Locating the Center of the Mouth in Partial Face Images Using Connected Component Analysis

Resource Overview

This project focuses on connected component extraction and implementation, utilizing MATLAB to accurately locate the center of the mouth within partial facial images through image processing techniques.

Detailed Documentation

This implementation employs connected component extraction methods to locate the center of the mouth in partial face images. The solution is developed in MATLAB, with the following key processing steps: 1. First, we perform preprocessing on the facial image, which includes noise reduction and contrast enhancement operations. This typically involves using MATLAB functions like imnoise() for noise simulation and histeq() or adapthisteq() for contrast enhancement to improve feature visibility. 2. Next, we apply connected component extraction algorithms to isolate the mouth region from the facial image. This is achieved through thresholding techniques (using graythresh() and imbinarize() functions) followed by bwlabel() or connectedComponentAnalysis() to identify and label separate regions.
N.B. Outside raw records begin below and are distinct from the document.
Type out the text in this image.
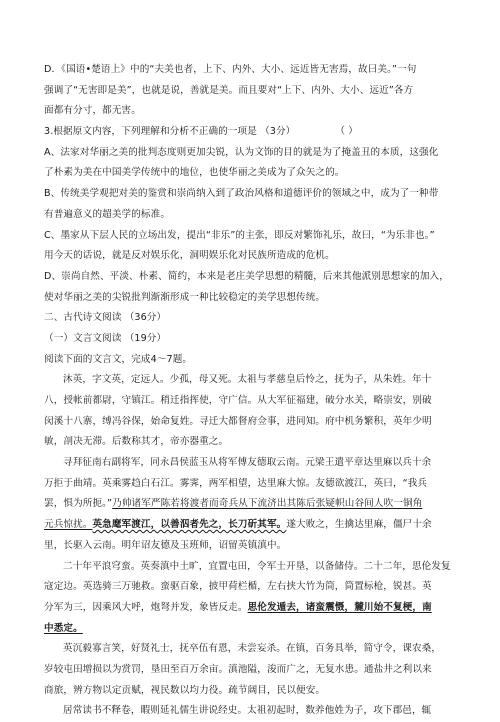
D．《国语•楚语上》中的“夫美也者，上下、内外、大小、远近皆无害焉，故曰美。”一句
强调了“无害即是美”，也就是说，善就是美。而且要对“上下、内外、大小、远近”各方
面都有分寸，都无害。
3.根据原文内容，下列理解和分析不正确的一项是 （3分）	（ ）
A、法家对华丽之美的批判态度则更加尖锐，认为文饰的目的就是为了掩盖丑的本质，这强化
了朴素为美在中国美学传统中的地位，也使华丽之美成为了众矢之的。
B、传统美学观把对美的鉴赏和崇尚纳入到了政治风格和道德评价的领域之中，成为了一种带
有普遍意义的超美学的标准。
C、墨家从下层人民的立场出发，提出“非乐”的主张，即反对繁饰礼乐，故曰，“为乐非也。”
用今天的话说，就是反对娱乐化，洞明娱乐化对民族所造成的危机。
D、崇尚自然、平淡、朴素、简约，本来是老庄美学思想的精髓，后来其他派别思想家的加入，
使对华丽之美的尖锐批判渐渐形成一种比较稳定的美学思想传统。
二、古代诗文阅读 （36分）
（一）文言文阅读 （19分）
阅读下面的文言文，完成4～7题。
沐英，字文英，定远人。少孤，母又死。太祖与孝慈皇后怜之，抚为子，从朱姓。年十
八，授帐前都尉，守镇江。稍迁指挥使，守广信。从大军征福建，破分水关，略崇安，别破
闵溪十八寨，缚冯谷保，始命复姓。寻迁大都督府佥事，进同知。府中机务繁积，英年少明
敏，剖决无滞。后数称其才，帝亦器重之。
寻拜征南右副将军，同永昌侯蓝玉从将军傅友德取云南。元梁王遣平章达里麻以兵十余
万拒于曲靖。英乘雾趋白石江。雾霁，两军相望，达里麻大惊。友德欲渡江，英曰，“我兵
罢，惧为所扼。”乃帅诸军严陈若将渡者而奇兵从下流济出其陈后张疑帜山谷间人吹一铜角
元兵惊扰。英急麾军渡江，以善泅者先之，长刀斫其军。遂大败之，生擒达里麻，僵尸十余
里，长驱入云南。明年诏友德及玉班师，诏留英镇滇中。
二十年平浪穹蛮。英奏滇中土旷，宜置屯田，令军士开垦，以备储侍。二十二年，思伦发复
寇定边。英选骑三万驰救。蛮驱百象，披甲荷栏楯，左右挟大竹为筒，筒置标枪，锐甚。英
分军为三，因乘风大呼，炮弩并发，象皆反走。思伦发遁去，诸蛮震慑，麓川始不复梗，南
中悉定。
英沉毅寡言笑，好贤礼士，抚卒伍有恩，未尝妄杀。在镇，百务具举，简守令，课农桑，
岁较屯田增损以为赏罚，垦田至百万余亩。滇池隘，浚而广之，无复水患。通盐井之利以来
商旅，辨方物以定贡赋，视民数以均力役。疏节阔目，民以便安。
居常读书不释卷，暇则延礼儒生讲说经史。太祖初起时，数养他姓为子，攻下郡邑，辄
Morphological operations like imopen() and imclose() may be used to refine the mouth region detection. 3. Subsequently, we implement feature point detection algorithms to precisely locate the mouth's center point. This involves calculating region properties using regionprops() function to obtain centroid coordinates, or employing corner detection methods like detectSURFFeatures() for more precise landmark localization. Through these processing stages, we successfully achieve accurate mouth center localization in partial facial images. This implementation has significant applications in facial recognition systems and expression analysis frameworks, providing crucial landmark data for advanced computer vision applications.